What’s more worrying is that this particular test, PISA, is not focused on rote memorization but rather on the ability to use skills to solve real-world problems. (I tried the sample test; you can, too, at http://www.oecd.org/pisa/test.) In fact, U.S. schoolchildren do better in the other major international comparison, the TIMSS, which is a more traditional test of the academic curriculum. Does this mean we’re teaching more by rote than are South Korea and Japan?
If one can put ideology and vested interests aside, I think a fair-minded review of this survey, as well as others, suggests that the United States has reason to be worried, though not panicked.
Let’s be clear, general educational excellence is not the only ingredient to national success. Diane Ravitch, a critic of educational reform, has pointed out that the United States has never done very well on international tests, and yet, the U.S. economy has done better than many higher-scoring countries. Why? Well, the United States benefits from an amazingly flexible free-market economy, a tradition of invention and entrepreneurship, a dynamic society, talented immigrants and a strong work ethic. Those strengths might outweigh poor test scores, on average.
In addition, there’s increasing evidence that it takes a small number of high-achievers to generate a great deal of economic vitality. Scholars Heiner Rindermann and James Thompson have found that the performance of the top 5 percent (measured by IQ) in a country correlates strongly with economic growth. Duke University’s Jonathan Wai argues that, because of its size, the United States’ top 1 percent has a huge impact on the country’s trajectory.
The United States has done very well in harnessing the talents of its top 1 percent and in attracting the top 1 percent from the rest of the world to live and work here. These are the engines of innovation, growth and dynamism. But the country’s vast middle class — and below — has seen its wages stagnate for three decades. And this is getting worse as technology and globalization depress job prospects for people in the middle.
The real story of these tests has been “the rise of the rest.” The United States has muddled along over the past few decades, showing little improvement or decline. Meanwhile, countries including South Korea and Singapore have skyrocketed to the top, and now China, Vietnam and Poland are doing astonishingly well. These countries have workers whose productivity levels have been rising in tandem with their educational achievements.
There are many reasons, but to put it simply, many of these countries are playing to win. According to the Organization for Economic Co-operation and Development, the gap in math between Shanghai and Massachusetts (the top-performing U.S. state) translates into two years of schooling. No surprise; as it turns out, because of the longer academic year in China, by the time the average Shanghai kid gets to be 15, she has spent about two years more in school than the average 15-year-old American.

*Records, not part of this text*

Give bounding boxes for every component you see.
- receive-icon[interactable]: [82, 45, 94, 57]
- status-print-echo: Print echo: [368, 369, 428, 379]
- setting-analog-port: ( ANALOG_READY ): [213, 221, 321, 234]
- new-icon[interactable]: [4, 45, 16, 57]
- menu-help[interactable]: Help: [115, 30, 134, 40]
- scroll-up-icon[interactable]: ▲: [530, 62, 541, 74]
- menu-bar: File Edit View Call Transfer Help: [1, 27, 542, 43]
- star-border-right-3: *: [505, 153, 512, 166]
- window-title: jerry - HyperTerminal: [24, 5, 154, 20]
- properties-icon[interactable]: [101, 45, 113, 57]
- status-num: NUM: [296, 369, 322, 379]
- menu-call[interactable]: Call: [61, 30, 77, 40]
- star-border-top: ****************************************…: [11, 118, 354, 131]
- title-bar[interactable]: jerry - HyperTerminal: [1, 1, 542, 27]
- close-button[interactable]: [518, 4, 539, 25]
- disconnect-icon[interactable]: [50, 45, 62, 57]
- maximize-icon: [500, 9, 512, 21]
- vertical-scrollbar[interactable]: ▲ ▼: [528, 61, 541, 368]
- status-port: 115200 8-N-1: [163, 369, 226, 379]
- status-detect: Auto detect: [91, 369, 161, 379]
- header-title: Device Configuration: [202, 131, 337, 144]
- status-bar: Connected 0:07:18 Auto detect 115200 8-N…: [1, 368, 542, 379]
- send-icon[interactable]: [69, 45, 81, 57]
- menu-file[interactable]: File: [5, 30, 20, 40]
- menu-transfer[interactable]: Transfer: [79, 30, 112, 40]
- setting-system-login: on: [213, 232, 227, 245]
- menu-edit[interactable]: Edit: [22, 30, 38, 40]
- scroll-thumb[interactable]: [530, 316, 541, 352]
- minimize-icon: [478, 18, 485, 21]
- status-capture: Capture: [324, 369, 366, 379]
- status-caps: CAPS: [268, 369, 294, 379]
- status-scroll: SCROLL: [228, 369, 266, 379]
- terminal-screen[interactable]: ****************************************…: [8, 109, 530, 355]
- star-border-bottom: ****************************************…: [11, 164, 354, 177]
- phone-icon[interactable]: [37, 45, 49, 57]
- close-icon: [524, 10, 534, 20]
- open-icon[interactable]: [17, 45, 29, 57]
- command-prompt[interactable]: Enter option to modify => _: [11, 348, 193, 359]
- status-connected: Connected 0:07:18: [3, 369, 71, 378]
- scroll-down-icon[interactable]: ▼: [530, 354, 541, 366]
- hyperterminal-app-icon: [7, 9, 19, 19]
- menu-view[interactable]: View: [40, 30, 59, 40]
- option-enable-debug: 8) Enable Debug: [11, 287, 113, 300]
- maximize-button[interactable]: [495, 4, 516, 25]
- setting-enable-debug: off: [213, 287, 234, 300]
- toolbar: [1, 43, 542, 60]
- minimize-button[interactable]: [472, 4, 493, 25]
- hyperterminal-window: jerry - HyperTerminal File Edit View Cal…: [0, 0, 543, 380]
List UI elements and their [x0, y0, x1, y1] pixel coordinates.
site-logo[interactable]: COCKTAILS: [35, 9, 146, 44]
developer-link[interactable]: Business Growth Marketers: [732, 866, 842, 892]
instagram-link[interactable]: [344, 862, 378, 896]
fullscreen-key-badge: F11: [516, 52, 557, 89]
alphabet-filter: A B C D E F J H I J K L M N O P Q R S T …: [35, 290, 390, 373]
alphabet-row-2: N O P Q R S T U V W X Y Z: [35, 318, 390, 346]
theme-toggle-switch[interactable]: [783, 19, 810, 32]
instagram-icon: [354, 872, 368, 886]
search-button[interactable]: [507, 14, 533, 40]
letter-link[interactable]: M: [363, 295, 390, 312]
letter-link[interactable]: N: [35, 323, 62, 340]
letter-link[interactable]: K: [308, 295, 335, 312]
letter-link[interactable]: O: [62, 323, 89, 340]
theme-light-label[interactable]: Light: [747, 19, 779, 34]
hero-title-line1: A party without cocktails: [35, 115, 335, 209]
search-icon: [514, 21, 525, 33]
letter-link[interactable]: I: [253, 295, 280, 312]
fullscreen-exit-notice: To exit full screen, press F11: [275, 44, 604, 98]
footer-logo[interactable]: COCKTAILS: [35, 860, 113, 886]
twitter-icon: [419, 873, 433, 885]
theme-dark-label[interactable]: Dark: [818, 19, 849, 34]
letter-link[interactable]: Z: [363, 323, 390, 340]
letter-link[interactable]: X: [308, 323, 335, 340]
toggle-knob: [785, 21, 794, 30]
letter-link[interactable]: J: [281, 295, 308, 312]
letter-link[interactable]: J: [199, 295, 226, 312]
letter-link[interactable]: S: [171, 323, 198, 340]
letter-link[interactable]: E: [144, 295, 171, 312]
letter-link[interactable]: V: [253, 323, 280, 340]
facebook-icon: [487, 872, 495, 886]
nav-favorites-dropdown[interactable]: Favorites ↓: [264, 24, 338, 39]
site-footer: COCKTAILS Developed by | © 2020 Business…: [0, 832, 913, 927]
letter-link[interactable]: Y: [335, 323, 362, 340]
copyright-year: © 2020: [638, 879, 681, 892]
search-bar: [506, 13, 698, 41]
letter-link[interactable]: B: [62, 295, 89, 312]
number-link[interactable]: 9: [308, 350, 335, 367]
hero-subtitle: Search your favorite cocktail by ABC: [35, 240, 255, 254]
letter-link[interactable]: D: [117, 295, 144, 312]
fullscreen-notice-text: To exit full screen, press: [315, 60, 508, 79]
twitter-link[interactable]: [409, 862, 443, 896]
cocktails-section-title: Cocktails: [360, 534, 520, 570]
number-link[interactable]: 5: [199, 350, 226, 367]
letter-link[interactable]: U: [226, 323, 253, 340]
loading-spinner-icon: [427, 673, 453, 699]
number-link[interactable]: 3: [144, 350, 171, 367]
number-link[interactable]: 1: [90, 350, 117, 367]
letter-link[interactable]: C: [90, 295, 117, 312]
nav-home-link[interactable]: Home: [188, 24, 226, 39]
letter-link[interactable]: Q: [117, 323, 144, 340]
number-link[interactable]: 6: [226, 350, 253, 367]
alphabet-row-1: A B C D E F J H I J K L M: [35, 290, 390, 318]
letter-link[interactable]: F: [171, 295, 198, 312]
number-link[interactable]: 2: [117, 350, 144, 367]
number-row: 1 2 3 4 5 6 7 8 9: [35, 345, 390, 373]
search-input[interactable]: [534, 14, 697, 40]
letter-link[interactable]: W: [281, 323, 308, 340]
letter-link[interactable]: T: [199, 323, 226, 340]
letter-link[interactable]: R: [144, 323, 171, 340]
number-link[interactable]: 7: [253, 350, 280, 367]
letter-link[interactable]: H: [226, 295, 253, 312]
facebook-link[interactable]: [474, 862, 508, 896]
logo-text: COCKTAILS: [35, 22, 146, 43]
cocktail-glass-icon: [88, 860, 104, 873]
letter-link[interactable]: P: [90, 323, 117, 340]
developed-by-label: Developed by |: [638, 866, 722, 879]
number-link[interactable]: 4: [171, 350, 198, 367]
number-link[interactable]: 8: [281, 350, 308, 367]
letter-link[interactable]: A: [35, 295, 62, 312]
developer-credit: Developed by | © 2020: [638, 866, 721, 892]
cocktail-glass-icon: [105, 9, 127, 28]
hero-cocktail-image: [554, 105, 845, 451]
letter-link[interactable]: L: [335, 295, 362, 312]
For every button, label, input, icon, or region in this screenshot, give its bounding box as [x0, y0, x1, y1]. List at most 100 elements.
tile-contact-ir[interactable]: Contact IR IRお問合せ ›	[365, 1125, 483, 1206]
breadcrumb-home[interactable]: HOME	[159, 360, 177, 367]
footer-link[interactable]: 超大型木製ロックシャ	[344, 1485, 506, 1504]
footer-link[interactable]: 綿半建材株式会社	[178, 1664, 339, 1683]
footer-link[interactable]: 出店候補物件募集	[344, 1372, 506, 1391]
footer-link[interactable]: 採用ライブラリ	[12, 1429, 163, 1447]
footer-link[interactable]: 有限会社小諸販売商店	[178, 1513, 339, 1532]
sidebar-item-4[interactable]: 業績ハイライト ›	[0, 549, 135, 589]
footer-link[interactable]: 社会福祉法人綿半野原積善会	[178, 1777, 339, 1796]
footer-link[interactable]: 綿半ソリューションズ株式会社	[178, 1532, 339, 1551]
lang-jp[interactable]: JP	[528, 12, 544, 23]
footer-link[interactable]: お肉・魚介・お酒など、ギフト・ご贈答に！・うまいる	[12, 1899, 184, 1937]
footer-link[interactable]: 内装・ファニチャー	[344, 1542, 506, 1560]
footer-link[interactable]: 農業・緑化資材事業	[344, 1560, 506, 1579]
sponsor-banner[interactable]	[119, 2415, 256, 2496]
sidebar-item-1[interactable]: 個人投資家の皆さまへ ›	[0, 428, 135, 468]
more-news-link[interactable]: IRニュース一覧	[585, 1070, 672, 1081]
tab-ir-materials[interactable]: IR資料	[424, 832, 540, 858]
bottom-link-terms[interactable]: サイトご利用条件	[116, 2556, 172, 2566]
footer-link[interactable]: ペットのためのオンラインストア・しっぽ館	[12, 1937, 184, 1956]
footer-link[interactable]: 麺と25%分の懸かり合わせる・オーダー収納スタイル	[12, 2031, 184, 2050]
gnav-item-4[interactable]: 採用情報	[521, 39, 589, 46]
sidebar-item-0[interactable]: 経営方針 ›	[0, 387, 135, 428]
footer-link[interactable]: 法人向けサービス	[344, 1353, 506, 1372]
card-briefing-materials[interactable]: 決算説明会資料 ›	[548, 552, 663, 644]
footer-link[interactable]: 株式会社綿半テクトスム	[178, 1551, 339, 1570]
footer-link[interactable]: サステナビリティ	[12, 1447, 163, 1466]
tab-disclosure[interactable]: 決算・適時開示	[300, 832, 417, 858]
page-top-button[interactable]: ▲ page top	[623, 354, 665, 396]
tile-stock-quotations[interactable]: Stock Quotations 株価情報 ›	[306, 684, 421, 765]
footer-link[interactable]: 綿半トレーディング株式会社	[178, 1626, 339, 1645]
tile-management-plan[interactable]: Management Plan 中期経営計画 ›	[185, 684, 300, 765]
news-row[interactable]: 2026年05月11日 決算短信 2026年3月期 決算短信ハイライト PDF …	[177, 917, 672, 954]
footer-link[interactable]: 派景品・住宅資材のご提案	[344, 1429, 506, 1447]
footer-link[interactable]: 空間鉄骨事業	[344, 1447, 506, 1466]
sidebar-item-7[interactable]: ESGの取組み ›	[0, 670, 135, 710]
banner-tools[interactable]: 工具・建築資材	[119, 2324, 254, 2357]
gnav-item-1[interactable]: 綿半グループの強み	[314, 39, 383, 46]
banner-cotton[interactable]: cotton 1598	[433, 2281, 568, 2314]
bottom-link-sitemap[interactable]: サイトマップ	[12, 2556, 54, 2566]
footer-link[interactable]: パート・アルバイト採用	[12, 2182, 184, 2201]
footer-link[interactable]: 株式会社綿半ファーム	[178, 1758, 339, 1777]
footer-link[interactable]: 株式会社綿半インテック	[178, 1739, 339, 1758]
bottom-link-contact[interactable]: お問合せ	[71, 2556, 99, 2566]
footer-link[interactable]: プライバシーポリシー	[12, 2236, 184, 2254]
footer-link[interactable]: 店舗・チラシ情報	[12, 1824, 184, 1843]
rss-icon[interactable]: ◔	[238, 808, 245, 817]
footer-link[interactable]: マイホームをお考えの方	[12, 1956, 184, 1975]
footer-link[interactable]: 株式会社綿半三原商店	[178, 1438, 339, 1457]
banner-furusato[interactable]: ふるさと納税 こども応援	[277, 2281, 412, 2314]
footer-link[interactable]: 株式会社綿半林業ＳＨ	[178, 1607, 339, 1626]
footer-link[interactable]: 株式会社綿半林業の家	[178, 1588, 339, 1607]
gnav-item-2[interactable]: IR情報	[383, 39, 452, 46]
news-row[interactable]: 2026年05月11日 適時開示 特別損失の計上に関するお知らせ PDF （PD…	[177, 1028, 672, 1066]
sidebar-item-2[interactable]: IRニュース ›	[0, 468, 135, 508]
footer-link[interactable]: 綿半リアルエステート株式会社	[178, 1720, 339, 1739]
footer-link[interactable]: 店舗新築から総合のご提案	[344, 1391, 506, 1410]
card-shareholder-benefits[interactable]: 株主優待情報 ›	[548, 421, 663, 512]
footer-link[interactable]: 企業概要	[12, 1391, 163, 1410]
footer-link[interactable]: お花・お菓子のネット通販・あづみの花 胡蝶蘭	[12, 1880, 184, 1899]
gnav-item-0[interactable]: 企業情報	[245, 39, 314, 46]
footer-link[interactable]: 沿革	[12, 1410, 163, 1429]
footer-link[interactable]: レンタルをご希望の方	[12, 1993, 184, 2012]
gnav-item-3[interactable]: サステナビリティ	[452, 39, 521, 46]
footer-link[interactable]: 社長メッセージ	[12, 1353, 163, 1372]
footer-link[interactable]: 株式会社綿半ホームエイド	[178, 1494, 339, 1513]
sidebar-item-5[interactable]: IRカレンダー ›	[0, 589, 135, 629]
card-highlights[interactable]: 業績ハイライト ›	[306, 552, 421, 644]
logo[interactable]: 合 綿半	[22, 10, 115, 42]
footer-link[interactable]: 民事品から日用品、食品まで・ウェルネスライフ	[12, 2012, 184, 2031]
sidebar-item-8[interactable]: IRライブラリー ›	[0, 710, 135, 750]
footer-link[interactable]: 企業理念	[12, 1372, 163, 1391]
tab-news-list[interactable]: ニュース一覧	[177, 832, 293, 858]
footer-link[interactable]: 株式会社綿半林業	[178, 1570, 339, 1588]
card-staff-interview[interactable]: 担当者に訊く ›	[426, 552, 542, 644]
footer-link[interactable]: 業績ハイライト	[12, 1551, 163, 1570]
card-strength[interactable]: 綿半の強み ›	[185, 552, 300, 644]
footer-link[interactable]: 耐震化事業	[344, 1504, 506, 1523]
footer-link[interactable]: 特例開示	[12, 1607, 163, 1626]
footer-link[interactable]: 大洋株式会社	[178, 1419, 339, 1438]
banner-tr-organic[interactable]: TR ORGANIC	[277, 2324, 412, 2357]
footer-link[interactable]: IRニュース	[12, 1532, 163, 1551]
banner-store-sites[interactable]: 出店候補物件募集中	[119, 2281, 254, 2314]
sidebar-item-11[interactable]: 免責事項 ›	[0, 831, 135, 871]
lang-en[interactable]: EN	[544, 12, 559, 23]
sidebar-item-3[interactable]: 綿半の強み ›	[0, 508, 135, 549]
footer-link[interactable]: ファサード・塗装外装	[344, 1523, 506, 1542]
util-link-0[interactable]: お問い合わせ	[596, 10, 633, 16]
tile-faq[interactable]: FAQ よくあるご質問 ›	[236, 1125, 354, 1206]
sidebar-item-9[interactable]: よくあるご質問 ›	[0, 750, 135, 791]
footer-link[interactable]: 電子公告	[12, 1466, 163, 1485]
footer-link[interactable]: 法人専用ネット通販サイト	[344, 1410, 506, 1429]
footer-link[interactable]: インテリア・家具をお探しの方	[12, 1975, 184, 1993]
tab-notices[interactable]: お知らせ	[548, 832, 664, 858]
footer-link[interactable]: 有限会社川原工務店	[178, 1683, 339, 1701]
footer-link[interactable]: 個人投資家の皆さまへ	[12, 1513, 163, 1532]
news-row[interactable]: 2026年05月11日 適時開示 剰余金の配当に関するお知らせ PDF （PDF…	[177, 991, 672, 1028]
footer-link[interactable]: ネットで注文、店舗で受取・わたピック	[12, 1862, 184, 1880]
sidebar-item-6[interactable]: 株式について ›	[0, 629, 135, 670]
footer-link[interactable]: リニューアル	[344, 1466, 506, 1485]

President Obama said this week that America’s greatest problem is its declining social mobility. Americans are now less likely to move out of their income level than are Canadians or Europeans. Education is the best way to rebuild that ladder of opportunity.
Almost all the research suggests that how much you spend on schools does not predict your performance. The United States spends a lot; many Asian countries spend much less. However, the United States has an unusually large gap between its best and worst students. And it is almost unique in that it devotes less money, attention and energy on its most disadvantaged students. Most countries, certainly most high-performing countries, devote greater resources and attention to poor children. Because education in the United States is funded by local property taxes, the opposite dynamic is at work, which reinforces and exacerbates problems of mobility.
It’s possible that the top 1 percent will continue generating enough growth to keep the country moving, but it’s more likely that the weight of a stagnant middle class will eventually slow the economy. More important, the politics of a country with a tiny productive elite and a massive underclass with low skills, depressed wages and no prospects will not look pretty.